Enquanto na URSS, na Alemanha, na França e nos EUA o agitprop passou pela fase de organização do trabalho de socialização dos meios de produção das linguagens, inicialmente na ação de artistas, intelectuais e estudantes para, na segunda etapa, ser apropriado pelos movimentos da classe trabalhadora, propiciando um amplo e rico espectro de produções antes das experiências serem destruídas. No Brasil o processo foi aniquilado na fase inicial, dos primeiros anos de vida do Movimento de Cultura Popular (MCP), de Pernambuco, e do Centro Popular de Cultura (CPC). Estes processos foram destruídos pelo golpe militar-empresarial, na medida em que a classe dominante tinha absoluta consciência dos riscos implicados na apropriação dos meios de produção de bens simbólicos pelas Ligas Camponesas e pelos diversos sindicatos combativos dos operários.

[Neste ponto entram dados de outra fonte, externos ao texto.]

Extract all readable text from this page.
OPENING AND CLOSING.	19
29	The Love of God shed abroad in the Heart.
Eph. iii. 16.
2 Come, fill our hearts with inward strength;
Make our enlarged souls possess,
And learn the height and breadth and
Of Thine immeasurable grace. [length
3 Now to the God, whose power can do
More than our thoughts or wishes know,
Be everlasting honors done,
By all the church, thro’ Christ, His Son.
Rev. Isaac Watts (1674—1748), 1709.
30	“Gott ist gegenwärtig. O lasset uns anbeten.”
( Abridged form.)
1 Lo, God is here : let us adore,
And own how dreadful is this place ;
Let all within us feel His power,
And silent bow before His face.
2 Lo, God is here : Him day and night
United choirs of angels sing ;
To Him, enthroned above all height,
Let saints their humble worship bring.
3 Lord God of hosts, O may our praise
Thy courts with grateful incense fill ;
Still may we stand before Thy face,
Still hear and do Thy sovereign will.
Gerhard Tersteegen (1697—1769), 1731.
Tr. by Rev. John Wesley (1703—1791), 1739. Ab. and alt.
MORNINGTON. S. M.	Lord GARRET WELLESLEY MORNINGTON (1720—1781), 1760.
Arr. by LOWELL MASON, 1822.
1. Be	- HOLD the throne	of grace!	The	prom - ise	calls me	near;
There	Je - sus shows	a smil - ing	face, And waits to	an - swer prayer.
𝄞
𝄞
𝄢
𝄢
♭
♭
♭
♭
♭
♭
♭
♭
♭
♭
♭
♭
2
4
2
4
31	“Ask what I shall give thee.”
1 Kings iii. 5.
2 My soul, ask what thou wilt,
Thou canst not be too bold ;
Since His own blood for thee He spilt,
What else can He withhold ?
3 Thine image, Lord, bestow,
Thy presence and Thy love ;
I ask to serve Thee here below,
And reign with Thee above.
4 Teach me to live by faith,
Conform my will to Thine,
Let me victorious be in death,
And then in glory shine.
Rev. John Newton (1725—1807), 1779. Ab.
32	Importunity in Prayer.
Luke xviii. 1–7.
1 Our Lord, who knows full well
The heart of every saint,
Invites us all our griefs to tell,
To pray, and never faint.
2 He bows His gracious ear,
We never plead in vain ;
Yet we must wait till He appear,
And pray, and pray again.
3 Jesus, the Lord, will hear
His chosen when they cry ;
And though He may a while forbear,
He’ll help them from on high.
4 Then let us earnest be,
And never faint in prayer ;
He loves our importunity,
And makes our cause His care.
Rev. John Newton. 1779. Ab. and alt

“Agitprop: cultura política”, publicado em 2015, narra as experiências que precederam a narrativa de “A hora do teatro épico no Brasil”, de modo que, para os militantes e pesquisadores de nosso tempo histórico, se oportunizam novos caminhos de investigação da história das lutas da classe trabalhadora.
Ao final da sessão de lançamento os presentes foram informados que uma assembleia que acontecia no campus Darcy Ribeiro, com mais de mil estudantes da UnB, decidiu pela ocupação da reitoria em protesto contra o golpe e o conjunto de medidas regressivas, tal qual fizeram pela madrugada os estudantes do campus de Planaltina. A resistência dirá o que vem pela frente, mas nos fortalece saber que no passado, por exemplo, na URSS, estudantes de jornalismo criaram o Coletivo Blusa Azul, e inventaram o Teatro Jornal, e entre 1923 e 1928 apresentaram mais de 20 mil sessões para dez milhões de espectadores no território soviético, e em uma viagem para Alemanha deixaram no percurso mais de oitenta coletivos Blusa Azul formados. O passado pode inspirar a luta do presente.
*Professor do Campus de Planaltina da UnB, integrante do Coletivo Terra em Cena e do grupo de pesquisa Modos de Produção e Antagonismos Sociais.